Il Giudice delegato,

sciogliendo la riserva incamerata all’udienza del 10.04.17;

vista l’integrità del contraddittorio e letti gli atti;

rilevato  che la parte ricorrente ha attivato il procedimento in parola esplicitamente ed esclusivamente a fini conciliativi ex art. 696 bis c.p.c., il che esonora il Giudice delegato   a verificare l’esistenza dei presupposti del periculum in mora;

che, in punto di ammissibilità, questo Tribunale aderisce all’orientamento per cui la consulenza tecnica preventiva di cui all'art. 696 bis c.p.c. è nella sostanza uno strumento alternativo di risoluzione della controversia  a  scopo  deflattivo  del  contenzioso  civile  e  con  fini,  dunque,  espressamente  e primariamente conciliativi più che di cautela, di talché l'espletamento di tale consulenza tecnica, in via preventiva, può essere richiesto anche al di fuori delle condizioni di cui al comma 1 dell'art. 696 c.p.c., ai fini dell'accertamento e della relativa determinazione dei crediti derivanti dalla mancata o inesatta esecuzione di obbligazioni contrattuali o da fatto illecito. Stante la citata funzione deflattivo-conciliativa dell'istituto non sono consentite interpretazioni eccessivamente restrittive e valutazioni formalistiche, salvo il caso in cui la possibilità conciliativa sia totalmente da escludersi, come quando vi sia una contestazione radicale non già della responsabilità ma del rapporto da cui trarrebbe origine il credito da accertare; in tali casi, infatti, mancherebbe qualsivoglia punto di partenza per l'ipotesi di conciliazione e la consulenza preventiva rischierebbe di essere meramente esplorativa, volta alla precostituzione di un mezzo di prova al di fuori del requisito del periculum e non già ad evitare il giudizio di merito (Tribunale Busto Arsizio, 25/05/2010);

che va, altresì, osservato che allo stesso modo, il fatto che le posizioni delle parti appaiano "ab initio"

distanti e discordi non sembra poter costituire valida ragione per rigettare in via immediata il ricorso: anche perché l'art.696 bis c.p.c. non ha affatto indicato la ragionevole possibilità di raggiungere un accordo tra i presupposti della consulenza tecnica preventiva” (Tribunale Palmi, 25/01/2011); considerato che nel caso di specie – a parte i rilievi in ordine alla formulazione del quesito di cui infra – non appaiono allo stato rilevanti le eccezioni di merito formulate dalla compagnia che necessitano di ulteriori  approfondimenti  nel  giudizio  in  caso  di  mancato  buon  esito  della  presente  procedura conciliativa;

tutto ciò premesso, ritenuta l’ammissibilità del rimedio anche a fronte delle contestazioni sollevate dalla

parte resistente in ordine all’an della pretesa

DICHIARA

Ammissibile l’accertamento tecnico preventivo e

NOMINA

CTU il Geom. ______con studio in ______alla Via ______n. 10  affinchè, previo sopralluogo presso i luoghi di causa, e descrizione grafica e fotografica degli stessi, tenuto conto anche della stima effettuata in via stragiudiziale eseguita a cura della compagnia e compatibilmente con il tempo decorso dal fatto, stimi all’attualità i danni occorsi alla struttura del ricorrente ed ai prodotti

 

agricoli ivi conservati al momento dell’incendio, chiarendo, altresì, se vi siano elementi per ritenere l’incendio di natura dolosa.
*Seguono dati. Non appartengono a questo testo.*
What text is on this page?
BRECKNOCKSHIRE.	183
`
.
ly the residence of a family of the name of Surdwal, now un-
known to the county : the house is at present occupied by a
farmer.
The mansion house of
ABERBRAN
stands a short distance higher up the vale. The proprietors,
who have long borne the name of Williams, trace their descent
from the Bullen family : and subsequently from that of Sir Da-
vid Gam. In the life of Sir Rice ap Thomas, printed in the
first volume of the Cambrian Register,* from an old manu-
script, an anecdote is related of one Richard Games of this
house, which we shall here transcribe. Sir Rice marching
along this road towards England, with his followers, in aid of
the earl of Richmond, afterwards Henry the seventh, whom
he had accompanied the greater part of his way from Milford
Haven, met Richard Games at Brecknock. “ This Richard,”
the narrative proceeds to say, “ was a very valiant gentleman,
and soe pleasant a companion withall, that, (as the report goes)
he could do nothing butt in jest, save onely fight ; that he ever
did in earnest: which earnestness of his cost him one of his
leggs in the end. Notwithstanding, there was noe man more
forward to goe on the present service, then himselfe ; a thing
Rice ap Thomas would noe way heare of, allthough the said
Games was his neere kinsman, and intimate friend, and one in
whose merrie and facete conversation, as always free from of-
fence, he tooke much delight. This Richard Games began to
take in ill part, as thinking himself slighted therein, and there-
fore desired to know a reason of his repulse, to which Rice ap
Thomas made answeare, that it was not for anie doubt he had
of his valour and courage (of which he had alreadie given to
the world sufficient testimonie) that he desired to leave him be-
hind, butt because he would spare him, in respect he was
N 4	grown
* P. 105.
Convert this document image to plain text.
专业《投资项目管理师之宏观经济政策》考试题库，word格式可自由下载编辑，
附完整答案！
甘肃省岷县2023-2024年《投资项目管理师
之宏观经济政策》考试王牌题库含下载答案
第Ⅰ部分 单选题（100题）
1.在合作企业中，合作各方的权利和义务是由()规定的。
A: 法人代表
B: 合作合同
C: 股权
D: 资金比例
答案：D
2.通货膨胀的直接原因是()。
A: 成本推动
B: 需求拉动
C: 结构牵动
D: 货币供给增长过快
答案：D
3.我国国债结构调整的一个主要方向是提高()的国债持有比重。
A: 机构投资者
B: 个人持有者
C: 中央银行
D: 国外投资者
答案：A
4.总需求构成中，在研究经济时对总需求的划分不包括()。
Fissa l’inizio delle operazioni peritali per il giorno 03.05.17 ore 15,30 presso i luoghi di causa;

Assegna al consulente termini di giorni 70 decorrenti dall’inizio delle operazioni peritali per trasmettere

copia alle parti della bozza della relazione scritta;

Assegna alle parti termini di giorni 10 con decorrenza dal 70° giorno dall’inizio delle operazioni peritali ,

o se successivo, dalla ricezione della bozza, per trasmettere al CTU osservazioni;

Assegna al  CTU termine di giorni 10 con decorrenza dalla scadenza del termine per la ricezione delle osservazioni per depositare presso il Ruolo Generale Civile la relazione in unica copia, le osservazioni delle parti e relazione integrativa comprendente sintetiche risposte agli eventuali rilievi;

Assegna al CTU a titolo di acconto la somma di euro 800,00 da porsi provvisoriamente a carico di parte

ricorrente e da versarsi alla data del primo accesso;

Le parti sono facultate alla nomina di propri CTP fino alla data del primo accesso;

La relazione sarà giurata contestualmente al deposito mediante modulo depositato telematicamente e sottoscritto con firma digitale contenente la seguente dichiarazione “Il sottoscritto, Geom. ______, nominato quale c.t.u. nella procedura r.g.n. ______dal Tribunale di S. Maria C.V., dichiaro di avere bene e fedelmente adempiuto l’incarico conferito mediante stesura della relazione peritale che si deposita”.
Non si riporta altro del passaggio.